ENERGY; FOCAL POINT OF TURKS AND CHINESE
ENERGY; FOCAL POINT OF TURKS AND CHINESE
Yu Hongyang, Ambassador of the People's Republic of China to Ankara, who was a keynote speaker at the 5th Energy Management and Policies Workshop organized by Izmir University of Economics (IUE), Department of Sustainable Energy, said that energy was the focal point of Turkish-Chinese relations. Hongyang reported that China’s foreign dependency on oil reached to 60.0% in 2015, and therefore they would establish a new approach about energy security, and they tended towards renewable energy.
“Contemporary Issues in Turkish Energy Security: Diversification Strategy and Utilization of Indigenous Energy Resources” titled workshop took place at Izmir University of Economics Conference Hall. The other participants of the workshop were as follows: IUE Rector Prof. Dr. Can Muğan, İbrahim Akbal, Chairman of TOBB Natural Gas Assembly, Prof. Dr. Lütfi Akça, Senior Adviser to Prime Minister, Aziz Camcı, Corporate Affairs Director of EGEGAZ, Dr. Sırrı Uyanık, CEO of ISKEN, Murat Akkaya, Head of Security of Supply Department of ETKB, Mehmet Salim Arslanalp, General Manager of Polat Electricity, Cem Atılgan, CEO of ESKO Energy, Dr.Refik Tiryaki, Head of Wind & Solar Energy Group of EMRA, Ufuk Yaman, General Manager of uSens Energy Solutions, and Bilgihan Yaşacan, Technical Sales Manager of Siemens Turkey.
‘Turkey is a significant partner’
Keynote speaker Hongyang pointed that there were major partnerships in Turkey in regard to coal, hydroelectricity, natural gas, and renewable energies. He said, “Turkey is experiencing a transformation process in energy. Energy became the focal point of Turkish-Chinese relations. China has made deals with Turkey on energy. There is a $22 million coal plant project and $400 million hydroelectricity project. The natural gas project under the Salt Lake (Tuz Gölü) still continues. Turkey’s largest photovoltaic project in renewable energies is being implemented in Ankara.”
‘China turns towards the ocean’
Hongyang stated that China planned to move its energy policies to a new and modern ground, and that it would focus on use of wind and solar, biomass and ocean energy. Hongyan reported that China alone was responsible for 23% of the world’s energy consumption, and their foreign dependency in this area reached 60%. He said that China would become the country which would import energy the most in 2035, and therefore they heavily focused on maintaining security of supply policy.”
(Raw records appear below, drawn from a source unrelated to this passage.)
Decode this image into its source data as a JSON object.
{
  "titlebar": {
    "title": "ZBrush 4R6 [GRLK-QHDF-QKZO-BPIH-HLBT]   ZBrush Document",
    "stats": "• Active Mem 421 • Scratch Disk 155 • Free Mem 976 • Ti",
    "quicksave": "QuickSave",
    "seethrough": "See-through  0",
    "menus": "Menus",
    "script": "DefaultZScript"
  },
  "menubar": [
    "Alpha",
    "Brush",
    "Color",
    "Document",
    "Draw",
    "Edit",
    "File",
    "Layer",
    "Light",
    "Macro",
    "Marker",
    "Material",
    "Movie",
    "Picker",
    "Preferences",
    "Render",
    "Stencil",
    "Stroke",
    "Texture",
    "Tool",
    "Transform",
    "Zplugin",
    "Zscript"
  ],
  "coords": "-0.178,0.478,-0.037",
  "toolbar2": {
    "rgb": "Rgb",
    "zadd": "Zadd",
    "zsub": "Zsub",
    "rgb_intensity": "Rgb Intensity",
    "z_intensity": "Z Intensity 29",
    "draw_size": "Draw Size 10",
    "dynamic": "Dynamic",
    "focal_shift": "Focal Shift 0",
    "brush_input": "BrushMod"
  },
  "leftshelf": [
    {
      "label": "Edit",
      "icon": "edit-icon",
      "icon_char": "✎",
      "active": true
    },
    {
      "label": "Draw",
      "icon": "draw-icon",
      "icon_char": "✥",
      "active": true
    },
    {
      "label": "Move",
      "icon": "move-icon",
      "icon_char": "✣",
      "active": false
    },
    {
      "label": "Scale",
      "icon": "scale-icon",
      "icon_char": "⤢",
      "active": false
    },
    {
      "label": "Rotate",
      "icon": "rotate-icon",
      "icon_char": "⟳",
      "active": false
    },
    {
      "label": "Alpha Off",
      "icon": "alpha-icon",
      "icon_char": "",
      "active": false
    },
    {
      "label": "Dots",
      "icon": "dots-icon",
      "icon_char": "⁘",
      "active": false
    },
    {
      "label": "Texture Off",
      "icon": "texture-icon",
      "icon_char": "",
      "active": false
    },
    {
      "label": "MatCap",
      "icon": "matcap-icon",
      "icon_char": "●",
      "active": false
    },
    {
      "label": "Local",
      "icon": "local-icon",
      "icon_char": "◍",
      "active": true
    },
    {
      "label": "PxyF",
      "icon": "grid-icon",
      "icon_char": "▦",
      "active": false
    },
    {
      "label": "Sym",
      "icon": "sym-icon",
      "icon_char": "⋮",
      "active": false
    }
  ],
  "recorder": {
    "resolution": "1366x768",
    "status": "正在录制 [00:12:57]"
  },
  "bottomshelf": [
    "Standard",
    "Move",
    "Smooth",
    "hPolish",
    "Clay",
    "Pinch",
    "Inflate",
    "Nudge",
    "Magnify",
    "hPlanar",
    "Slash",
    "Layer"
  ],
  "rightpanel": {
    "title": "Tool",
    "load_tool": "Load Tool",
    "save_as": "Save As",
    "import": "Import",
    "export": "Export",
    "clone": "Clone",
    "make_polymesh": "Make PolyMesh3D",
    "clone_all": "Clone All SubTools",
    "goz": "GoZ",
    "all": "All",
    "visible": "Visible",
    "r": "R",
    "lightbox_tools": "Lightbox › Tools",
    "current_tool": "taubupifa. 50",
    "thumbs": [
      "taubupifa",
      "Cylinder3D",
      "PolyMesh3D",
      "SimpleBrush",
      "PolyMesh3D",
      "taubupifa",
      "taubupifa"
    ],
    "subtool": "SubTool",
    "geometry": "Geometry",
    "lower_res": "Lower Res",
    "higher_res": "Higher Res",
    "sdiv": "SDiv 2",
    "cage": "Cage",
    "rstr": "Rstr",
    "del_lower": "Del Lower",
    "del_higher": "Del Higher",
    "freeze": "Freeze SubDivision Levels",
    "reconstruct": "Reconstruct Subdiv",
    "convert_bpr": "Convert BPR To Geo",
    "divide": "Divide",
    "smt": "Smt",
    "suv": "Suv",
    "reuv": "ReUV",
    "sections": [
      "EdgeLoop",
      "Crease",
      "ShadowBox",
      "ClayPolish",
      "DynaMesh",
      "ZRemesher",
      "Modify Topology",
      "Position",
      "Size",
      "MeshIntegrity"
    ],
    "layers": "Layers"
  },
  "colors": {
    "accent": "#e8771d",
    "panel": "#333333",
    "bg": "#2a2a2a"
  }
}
‘Turkey is 80% foreign dependent’
İbrahim Akbal, Chairman of TOBB Natural Gas Assembly, stated that 40% of the energy consumed worldwide was from coal. Akbal, who pointed that the entire world was foreign-dependent when it came to energy, said, “Turkey is 80% foreign dependent on energy. Europe is also foreign-dependent. Natural gas takes up a major part in world trade balance. We will decrease the participation of natural gas in electricity production in 2023. We generated 38% of it from natural gas a year ago. It was over 40% in 2014. There is an effort to pull it down to 20% in 2023.
‘We need to be smarter when it comes to energy consumption’
Murat Akkaya, Head of Security of Supply Department of Ministry of Energy and Natural Resources, said, “When we look at the electricity consumption, we need to make an energy investment that will allow 5% of growth of economy every year. We need to plan accordingly. We need to be smarter when it comes to energy consumption.”
‘Behind in technology’
Sırrı Uyanık, CEO of ISKEN and Member of the Association of Electricity Producers, indicated that coal was not being used widely in Turkey, that it was being used 41% worldwide and only 28% in Turkey. Uyanık said, “We rank in 7th place in worldwide lignite ranking. We failed to use our lignite resources efficiently. There are legal issues in addition to lack of modern facilities. There are issues regarding public relations management. New technologies allow coal power plants to be established even in the cities. 70% of a coal power plant is investment to environmental security. When there is enough funds and technology, you can use coal in the cities neatly. We fell behind the technology. Coal had a bad image due to issues experienced in production facilities.